Crea sito

L’Arabia Saudita nasconde le informazioni sui danni all’infrastruttura petrolifera

Paul Antonopoulos, FRN 24 settembre 2019

Le riparazioni alle strutture petrolifere saudite dell’Aramco ad Abuqayq e Qurays potrebbero richiedere mesi anziché solo dieci settimane, inizialmente stimate dalla compagnia petrolifera. Secondo gli appaltatori, citato dal Wall Street Journal, la compagnia petrolifera è in trattative urgenti con produttori di apparecchiature e fornitori di servizi, ed è disposta a pagare tariffe speciali per consegne e installazioni più veloci. Anche pagando di servizi urgenti, i lavori di riparazione possono richiedere mesi, o addirittura un anno, perché le attrezzature devono ancora essere fabbricate, consegnate e installate, secondo il giornale citando i funzionari sauditi. A causa delle aspettative iniziali eccessivamente ottimistiche dell’Aramco, potrebbe presto esserci un altro picco dei prezzi del petrolio.

Produzione ripristinata
Gli attacchi dei droni ai due impianti sauditi dell’Aramco portavano a tagli alla produzione di petrolio per 5,7 milioni di barili al giorno, circa la metà della produzione totale dell’azienda. Il ministro saudita Abdulaziz bin Salman cercava di rassicurare i mercati dicendo ai media che oltre la metà della produzione persa era stata ripristinata e promettendo che entro la fine di settembre il Paese avrebbe avuto una capacità produttiva di 11 milioni di barili al giorno, e di 12 milioni entro la fine di novembre. Tuttavia, secondo le fonti, è improbabile che ciò accada poiché le attrezzature che sostituiranno ciò che fu distrutto dagli attacchi dovranno essere realizzate su ordinazione e ciò richiede tempo. Bloomberg stima che l’Arabia Saudita abbia circa 50 milioni di barili di petrolio immagazzinati internamente e altri 80 immagazzinati all’estero. Ciò sarebbe sufficiente per mantenere le esportazioni regolari, ma alcuni ritengono che i problemi di approvvigionamento potrebbero iniziare alla fine di ottobre. Nonostante ciò, i prezzi rimasero relativamente indifferenti agli ultimi aggiornamenti.

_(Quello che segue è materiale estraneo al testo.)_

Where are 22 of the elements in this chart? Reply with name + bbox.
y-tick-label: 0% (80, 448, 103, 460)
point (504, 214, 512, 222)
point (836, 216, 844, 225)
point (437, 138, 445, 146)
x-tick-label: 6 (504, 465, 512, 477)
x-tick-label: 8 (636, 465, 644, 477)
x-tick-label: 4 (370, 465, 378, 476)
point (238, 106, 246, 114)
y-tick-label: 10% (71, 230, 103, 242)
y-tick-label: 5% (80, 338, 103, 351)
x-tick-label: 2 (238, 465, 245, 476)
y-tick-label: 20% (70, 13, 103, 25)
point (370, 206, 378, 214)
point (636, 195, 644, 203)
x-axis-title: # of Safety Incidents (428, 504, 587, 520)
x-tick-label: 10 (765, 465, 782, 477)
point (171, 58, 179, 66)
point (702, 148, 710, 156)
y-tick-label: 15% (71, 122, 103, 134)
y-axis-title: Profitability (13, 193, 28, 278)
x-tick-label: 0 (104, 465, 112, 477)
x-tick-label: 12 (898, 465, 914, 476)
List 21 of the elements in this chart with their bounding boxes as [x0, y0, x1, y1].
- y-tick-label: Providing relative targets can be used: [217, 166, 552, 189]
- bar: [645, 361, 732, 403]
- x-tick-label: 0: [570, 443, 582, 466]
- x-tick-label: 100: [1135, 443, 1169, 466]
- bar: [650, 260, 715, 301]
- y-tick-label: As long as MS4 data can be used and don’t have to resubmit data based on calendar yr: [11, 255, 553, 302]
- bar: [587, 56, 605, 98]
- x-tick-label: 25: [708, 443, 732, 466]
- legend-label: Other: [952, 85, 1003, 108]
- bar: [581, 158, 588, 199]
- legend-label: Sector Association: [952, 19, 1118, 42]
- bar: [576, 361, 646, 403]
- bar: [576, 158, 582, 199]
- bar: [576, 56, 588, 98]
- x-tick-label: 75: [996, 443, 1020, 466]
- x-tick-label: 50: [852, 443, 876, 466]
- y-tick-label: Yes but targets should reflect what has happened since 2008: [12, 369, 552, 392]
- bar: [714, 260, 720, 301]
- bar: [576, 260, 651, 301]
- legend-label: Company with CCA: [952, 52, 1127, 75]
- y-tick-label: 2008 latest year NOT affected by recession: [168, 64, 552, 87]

Attacco alle raffinerie saudite
Il 14 settembre le due installazioni petrolifere saudite furono attaccate da droni incendiandosi. L’Aramco è il colosso petrolifero statale che gestisce e controlla la maggior parte delle raffinerie e della produzione dei giacimenti petroliferi del regno. Il movimento Ansarullah guidato dagli huthi, contro il quale la coalizione guidata dai sauditi combatte dal 2015, si assunse la responsabilità degli attacchi alla raffineria. Gli Stati Uniti accusavano l’Iran degli attacchi senza fornire prove, mentre Teheran confutava le accuse.